Précisions sur la méthode d’évaluation du préjudice subi par un candidat évincé dans le cadre d’une délégation de service public

Par une décision n° 472038 du 24 avril 2024, le Conseil d’État a apporté des précisions quant à l’évaluation du caractère certain du préjudice subi par un candidat évincé dans le cas d’une convention de délégation de service public (DSP).

Pour rappel, la jurisprudence du Conseil d’État retient que lorsqu’un candidat à l’attribution d’un contrat de la commande publique demande la réparation du préjudice né de son éviction irrégulière, il appartient au juge de vérifier si l’entreprise était ou non dépourvue de toute chance de remporter le contrat.

Dans l’affirmative, elle n’a droit à aucune indemnité. Dans la négative, elle obtient, en principe, le remboursement des frais qu’elle a engagés pour présenter son offre.

Il convient ensuite de rechercher si le candidat avait des chances sérieuses de l’emporter et dans l’affirmative, il obtient l’indemnisation de son manque à gagner (CE, 18 juin 2003, Groupement d’entreprises solidaires ETPO Guadeloupe, n° 249630, mentionné aux Tables).

Quant à l’appréciation du lien de causalité, lorsqu’un candidat à l’attribution demande la réparation du préjudice qu’il estime avoir subi du fait de l’irrégularité de la procédure d’attribution, qui a, selon lui, conduit à son éviction, il appartient au juge, si cette irrégularité et si les chances sérieuses de l’emporter son établies, de vérifier s’il existe un lien direct de causalité entre la faute en résultant et le préjudice dont le candidat évincé demande l’indemnisation (CE, 10 juillet 2013, Compagnie martiniquaise de transports, n° 362777, mentionné aux Tables).
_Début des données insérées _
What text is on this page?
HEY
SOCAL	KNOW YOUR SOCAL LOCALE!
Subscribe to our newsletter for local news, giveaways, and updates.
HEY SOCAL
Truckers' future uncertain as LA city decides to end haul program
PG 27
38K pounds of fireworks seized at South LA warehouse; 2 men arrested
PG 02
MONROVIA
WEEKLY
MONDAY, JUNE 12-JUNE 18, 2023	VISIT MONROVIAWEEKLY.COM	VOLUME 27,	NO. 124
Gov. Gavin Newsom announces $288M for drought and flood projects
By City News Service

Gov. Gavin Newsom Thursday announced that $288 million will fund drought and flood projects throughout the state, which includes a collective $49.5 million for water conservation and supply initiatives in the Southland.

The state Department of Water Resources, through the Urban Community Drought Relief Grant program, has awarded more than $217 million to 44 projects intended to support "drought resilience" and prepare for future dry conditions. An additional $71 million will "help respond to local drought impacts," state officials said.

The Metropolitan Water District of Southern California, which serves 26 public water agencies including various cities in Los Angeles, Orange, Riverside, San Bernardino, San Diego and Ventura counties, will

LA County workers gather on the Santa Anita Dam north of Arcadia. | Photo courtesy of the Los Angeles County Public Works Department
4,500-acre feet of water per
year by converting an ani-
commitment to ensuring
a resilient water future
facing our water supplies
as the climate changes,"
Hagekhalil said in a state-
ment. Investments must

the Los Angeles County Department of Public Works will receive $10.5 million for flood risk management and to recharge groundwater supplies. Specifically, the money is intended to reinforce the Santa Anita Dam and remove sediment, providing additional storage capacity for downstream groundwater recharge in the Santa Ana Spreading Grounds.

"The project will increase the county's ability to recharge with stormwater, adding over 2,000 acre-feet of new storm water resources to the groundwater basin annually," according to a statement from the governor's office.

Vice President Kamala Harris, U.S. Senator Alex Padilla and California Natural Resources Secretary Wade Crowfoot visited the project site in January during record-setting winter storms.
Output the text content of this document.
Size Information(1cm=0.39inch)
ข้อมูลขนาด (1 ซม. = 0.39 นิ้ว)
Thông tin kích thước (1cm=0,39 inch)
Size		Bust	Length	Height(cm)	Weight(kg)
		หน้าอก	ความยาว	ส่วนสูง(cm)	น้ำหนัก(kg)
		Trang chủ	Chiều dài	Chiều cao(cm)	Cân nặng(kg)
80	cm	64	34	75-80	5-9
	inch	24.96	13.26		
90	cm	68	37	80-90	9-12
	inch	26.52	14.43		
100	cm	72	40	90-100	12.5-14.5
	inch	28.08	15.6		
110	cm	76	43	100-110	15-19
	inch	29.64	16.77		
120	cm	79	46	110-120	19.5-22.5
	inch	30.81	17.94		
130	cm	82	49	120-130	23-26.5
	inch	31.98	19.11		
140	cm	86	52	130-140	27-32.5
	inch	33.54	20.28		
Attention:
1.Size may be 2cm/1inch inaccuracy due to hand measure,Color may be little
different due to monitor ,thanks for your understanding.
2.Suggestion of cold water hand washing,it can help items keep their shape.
Dans la présente espèce, le Conseil d’État a été saisi d’un pourvoi formé par la commune de La-Chapelle-d’Abondance contre l’arrêt de la cour administrative de Lyon qui l’avait condamnée à indemniser le candidat évincé de son manque à gagner résultant de son éviction irrégulière dans le cadre d’une procédure d’attribution d’une DSP relative à l’exploitations de remontées mécaniques et de pistes skiables.

Après avoir rappelé qu’il incombe d’apprécier dans quelle mesure le préjudice invoqué par le candidat évincé présente un caractère certain, la haute juridiction précise que, dans le cas où le contrat retient que le titulaire supporte le risque d’exploitation, l’appréciation du juge doit tenir compte, notamment : « de l'aléa qui affecte les résultats de cette exploitation et de la durée de celle-ci ».

Et pour apprécier l’existence d’un préjudice certain dans l’hypothèse où, comme en l’espèce, la DSP a été résiliée par la personne publique, le Conseil d’État retient qu’il y a lieu de tenir compte des motifs et des effets de cette résiliation, afin de déterminer quels auront été les droits à indemnisation du concurrent évincé si la DSP avait été conclue avec lui et si la résiliation avait été prononcée pour les mêmes motifs. C’est ce qui a conduit la haute juridiction à censurer l’arrêt attaqué pour erreur de droit, reprochant aux juges d’appel d’avoir retenu que, par principe, la circonstance que le contrat en litige ait été résilié était sans incidence sur le droit à l’indemnisation du manque à gagner du concurrent évincé, sans tenir comptes des motifs et des effets de la résiliation.